More Købke tomorrow.




Friday, April 1, 2016

The Sacrifice of Isaac, Franz Anton Maulbertsch



To Your Correspondent, it’s one of the most inexplicable passages in the Old Testament.  In order to assure himself of Abraham’s devotion, God orders him to kill his son, Isaac.  And … Abraham agrees. 

In Genesis 22, you will find the tale of how God had Abraham take Isaac up to the land of Moriah (a great distance away), separate the boy from the bearers and others that travelled with them, and then had the poor boy cut and carry wood for his own sacrifice.

Abraham readies the alter and wood, only to then bind Isaac and place him upon the pyre.  He is about to stab the boy to fulfill God’s command when God sends an angel to stop him.  God provides a ram, stuck in the nearby bushes, as a substitute, and one assumes that they went home, with Isaac never to turn his back on his father or trust him again for an instant.

It is stories like this that make Your Correspondent, a product of 13 years of private Catholic schooling, wonder if anyone reads this stuff critically.  The Biblical point here is that Abraham, after luring his son away from witnesses and making the poor boy carry the wood for his own funeral pyre, is viewed heroically because he valued God’s word more than he did the life of his own son.  The religious reading of the story puts a smiley face on an act of stupefying barbarism.  It’s an act of religious obligation counter to common sense, ethics and even fundamental morality.  This is the kind of thinking that leads to jihadism, suicide bombings, and the murder of abortion providers, much less countenancing child abuse.

We have looked at a number of brilliant depictions of this fable in the past, and to that list we must add that of Franz Anton Maulbertsch (1724-1796), currently in the Museum of Fine Arts, Budapest, Hungary.

Looking at Maulbertsch’s work, one marvels at his ability to tell a story vertically.  For much of his work, the story sweeps up and down, rather than across.  Maulbertsch packs a great deal of drama in this picture, mostly communicated through composition and coloration.  Indeed, though Maulbertsch was a capable painter, his true genius lie in color and composition.  Weaknesses in drawing and painting are more than compensated for by his use of both to drive the narrative.  He has an artistic point of view – something that some more technically skilled painters lack, leaving their work sterile or unmoving.

The painting swoops from lower left (the angel’s wings and Isaac’s wonderfully lit legs), though the body of the boy and leading up to Abraham’s face, the light reflected on his helmet, and his upraised knife.  In that bottom to top arc, we have the entire story of the near sacrifice, told with impressive narrative thrust and significant drama.

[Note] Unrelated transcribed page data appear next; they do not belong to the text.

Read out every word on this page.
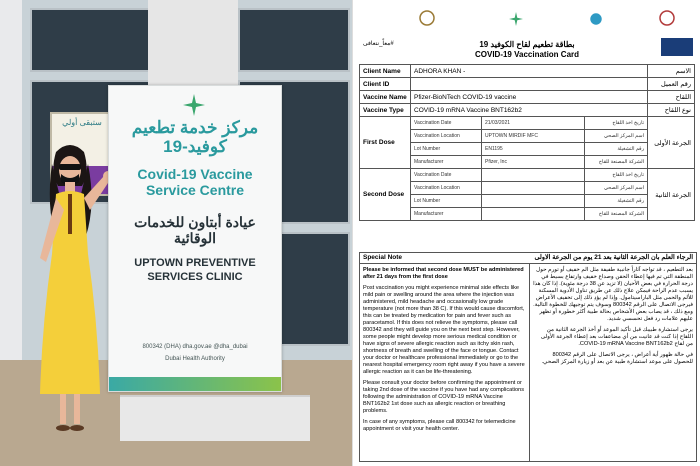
ستبقى أولي	مركز خدمة تطعيم كوفيد-19
Covid-19 Vaccine Service Centre
عيادة أبتاون للخدمات الوقائية
UPTOWN PREVENTIVE SERVICES CLINIC
800342 (DHA) dha.gov.ae @dha_dubai
Dubai Health Authority
#معاً_نتعافى	بطاقة تطعيم لقاح الكوفيد 19
COVID-19 Vaccination Card
Client Name	ADHORA KHAN -			الاسم
Client ID				رقم العميل
Vaccine Name	Pfizer-BioNTech COVID-19 vaccine			اللقاح
Vaccine Type	COVID-19 mRNA Vaccine BNT162b2			نوع اللقاح
First Dose	Vaccination Date	21/03/2021	تاريخ اخذ اللقاح	الجرعة الأولى
	Vaccination Location	UPTOWN MIRDIF MFC	اسم المركز الصحي	
	Lot Number	EN1195	رقم التشغيلة	
	Manufacturer	Pfizer, Inc	الشركة المصنعة للقاح	
Second Dose	Vaccination Date		تاريخ اخذ اللقاح	الجرعة الثانية
	Vaccination Location		اسم المركز الصحي	
	Lot Number		رقم التشغيلة	
	Manufacturer		الشركة المصنعة للقاح	
Special Note	الرجاء العلم بان الجرعة الثانية بعد 21 يوم من الجرعة الاولى

Please be informed that second dose MUST be administered after 21 days from the first dose

Post vaccination you might experience minimal side effects like mild pain or swelling around the area where the injection was administered, mild headache and occasionally low grade temperature (not more than 38 C). If this would cause discomfort, this can be treated by medication for pain and fever such as paracetamol. If this does not relieve the symptoms, please call 800342 and they will guide you on the next best step. However, some people might develop more serious medical condition or have signs of severe allergic reaction such as itchy skin rash, shortness of breath and swelling of the face or tongue. Contact your doctor or healthcare professional immediately or go to the nearest hospital emergency room right away if you have a severe allergic reaction as it can be life-threatening.

Please consult your doctor before confirming the appointment or taking 2nd dose of the vaccine if you have had any complications following the administration of COVID-19 mRNA Vaccine BNT162b2 1st dose such as allergic reaction or breathing problems.

In case of any symptoms, please call 800342 for telemedicine appointment or visit your health center.

بعد التطعيم ، قد تواجه آثاراً جانبية طفيفة مثل الم خفيف أو تورم حول المنطقة التي تم فيها إعطاء الحقن وصداع خفيف وارتفاع بسيط في درجة الحرارة في بعض الأحيان (لا تزيد عن 38 درجة مئوية). إذا كان هذا يسبب عدم الراحة فيمكن علاج ذلك عن طريق تناول الأدوية المسكنة للألم والحمى مثل الباراسيتامول. وإذا لم يؤدِ ذلك إلى تخفيف الأعراض فيرجى الاتصال على الرقم 800342 وسوف يتم توجيهك للخطوة التالية. ومع ذلك ، قد يصاب بعض الأشخاص بحالة طبية أكثر خطورة أو تظهر عليهم علامات رد فعل تحسسي شديد.

يرجى استشارة طبيبك قبل تأكيد الموعد أو أخذ الجرعة الثانية من اللقاح إذا كنت قد عانيت من أي مضاعفات بعد إعطاء الجرعة الأولى من لقاح COVID-19 mRNA Vaccine BNT162b2.

في حالة ظهور أية أعراض ، يرجى الاتصال على الرقم 800342 للحصول على موعد استشارة طبية عن بعد أو زيارة المركز الصحي.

No one would accuse Maulbertsch of delicacy when rendering the human face; indeed, many of his faces are indistinct or only adequately drawn.  Look, however, at Abraham’s face, which is very striking indeed.  Shown only in half light, this is the look of religious mania at its worst – the satisfaction evident on his face is consistent with people who have gone blood simple, and relish the act of murder.

Another reading is, of course, that Abraham’s face is lustful.  Time and again in depictions of Abraham and Isaac from artists as diverse as Caravaggio, Rembrandt and Titian, we have seen something in the myth that seems to inspire dark contemplations of parental abuse, sexual and otherwise.  All of these painters have fetishized Isaac to some degree, and Maulbertsch is no different.  Note the radiant, heavenly light specifically highlighting his muscular legs and flat stomach, focusing its spotlight on his private parts.  Discreetly covered by the torn fragments of his robe, there is no mistaking that the focal point of the painting is Isaac’s groin. Indeed, if the eye flows up in a straight line, Abraham’s knife is directly over Isaac’s genitals.

Though rendered without “fussiness” or fine detail, Maulbertsch’s take on the Abraham/Isaac myth has an almost Mannerist monumentality and epic feel.  It is not my favorite painting of the myth, but it may be one of the most idiosyncratic.